Citicorp and Travelers also would need to have changes made in the 1954 Bank Holding Company Act, which, among other things, prohibits banks from selling and underwriting certain insurance products.

Legislation was pulled from the floor of the House last week after supporters fell short of the needed votes for passage.

Consumer activist Ralph Nader, who bitterly opposed the financial overhaul legislation, maintained that the proposed merger would be "a massive and dangerous concentration of economic resources" that inevitably would bring reduced choice and higher prices for consumers.

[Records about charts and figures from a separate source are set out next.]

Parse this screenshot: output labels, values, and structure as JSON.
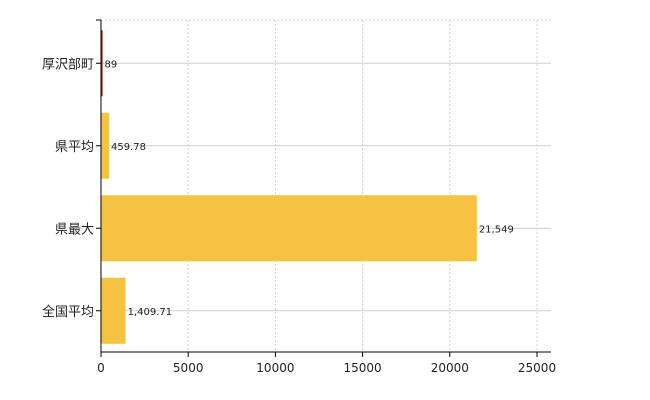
{
  "chart_data": {
    "type": "bar",
    "orientation": "horizontal",
    "categories": [
      "厚沢部町",
      "県平均",
      "県最大",
      "全国平均"
    ],
    "series": [
      {
        "values": [
          89,
          459.78,
          21549,
          1409.71
        ],
        "data_labels": [
          "89",
          "459.78",
          "21,549",
          "1,409.71"
        ],
        "colors": [
          "#c00000",
          "#f5c242",
          "#f5c242",
          "#f5c242"
        ]
      }
    ],
    "x_ticks": [
      "0",
      "5000",
      "10000",
      "15000",
      "20000",
      "25000"
    ],
    "xlim": [
      0,
      25000
    ],
    "grid": true,
    "legend": "none"
  }
}
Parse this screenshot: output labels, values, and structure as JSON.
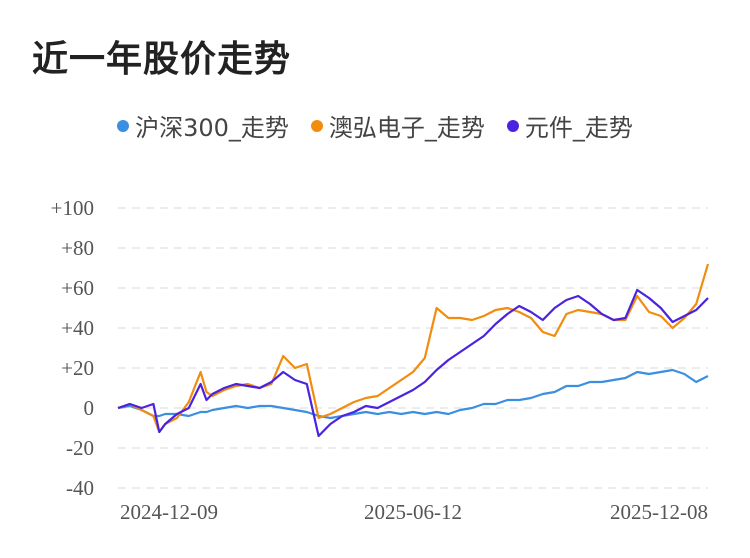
{
  "title": "近一年股价走势",
  "colors": {
    "hs300": "#3b8fe0",
    "aohong": "#f28c0f",
    "yuanjian": "#4a22e0",
    "grid": "#e6e6e6"
  },
  "chart_data": {
    "type": "line",
    "title": "近一年股价走势",
    "xlabel": "",
    "ylabel": "",
    "ylim": [
      -40,
      100
    ],
    "yticks": [
      "+100",
      "+80",
      "+60",
      "+40",
      "+20",
      "0",
      "-20",
      "-40"
    ],
    "ytick_values": [
      100,
      80,
      60,
      40,
      20,
      0,
      -20,
      -40
    ],
    "xticks": [
      "2024-12-09",
      "2025-06-12",
      "2025-12-08"
    ],
    "xtick_positions": [
      0,
      0.5,
      1
    ],
    "grid": true,
    "legend_position": "top-center",
    "x": [
      0,
      0.02,
      0.04,
      0.06,
      0.07,
      0.08,
      0.1,
      0.12,
      0.14,
      0.15,
      0.16,
      0.18,
      0.2,
      0.22,
      0.24,
      0.26,
      0.28,
      0.3,
      0.32,
      0.34,
      0.36,
      0.38,
      0.4,
      0.42,
      0.44,
      0.46,
      0.48,
      0.5,
      0.52,
      0.54,
      0.56,
      0.58,
      0.6,
      0.62,
      0.64,
      0.66,
      0.68,
      0.7,
      0.72,
      0.74,
      0.76,
      0.78,
      0.8,
      0.82,
      0.84,
      0.86,
      0.88,
      0.9,
      0.92,
      0.94,
      0.96,
      0.98,
      1.0
    ],
    "series": [
      {
        "name": "沪深300_走势",
        "color_key": "hs300",
        "values": [
          0,
          1,
          -1,
          -4,
          -4,
          -3,
          -3,
          -4,
          -2,
          -2,
          -1,
          0,
          1,
          0,
          1,
          1,
          0,
          -1,
          -2,
          -4,
          -5,
          -4,
          -3,
          -2,
          -3,
          -2,
          -3,
          -2,
          -3,
          -2,
          -3,
          -1,
          0,
          2,
          2,
          4,
          4,
          5,
          7,
          8,
          11,
          11,
          13,
          13,
          14,
          15,
          18,
          17,
          18,
          19,
          17,
          13,
          16
        ]
      },
      {
        "name": "澳弘电子_走势",
        "color_key": "aohong",
        "values": [
          0,
          2,
          -1,
          -4,
          -12,
          -8,
          -5,
          3,
          18,
          8,
          6,
          9,
          11,
          12,
          10,
          12,
          26,
          20,
          22,
          -5,
          -3,
          0,
          3,
          5,
          6,
          10,
          14,
          18,
          25,
          50,
          45,
          45,
          44,
          46,
          49,
          50,
          48,
          45,
          38,
          36,
          47,
          49,
          48,
          47,
          44,
          44,
          56,
          48,
          46,
          40,
          45,
          52,
          72
        ]
      },
      {
        "name": "元件_走势",
        "color_key": "yuanjian",
        "values": [
          0,
          2,
          0,
          2,
          -12,
          -8,
          -3,
          0,
          12,
          4,
          7,
          10,
          12,
          11,
          10,
          13,
          18,
          14,
          12,
          -14,
          -8,
          -4,
          -2,
          1,
          0,
          3,
          6,
          9,
          13,
          19,
          24,
          28,
          32,
          36,
          42,
          47,
          51,
          48,
          44,
          50,
          54,
          56,
          52,
          47,
          44,
          45,
          59,
          55,
          50,
          43,
          46,
          49,
          55
        ]
      }
    ]
  }
}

Nader called on the Fed to reject the proposed merger and suggested that it may be necessary for the Clinton administration and Congress to put forward emergency legislation to halt it.

The Securities and Exchange Commission will review the merger for its potential impact on shareholders, since it involves two publicly traded companies. It wasn't immediately clear whether the Justice Department or the Federal Trade Commission would examine it for its effect on consumers.

Associated Press and Bloomberg News were used in compiling this report.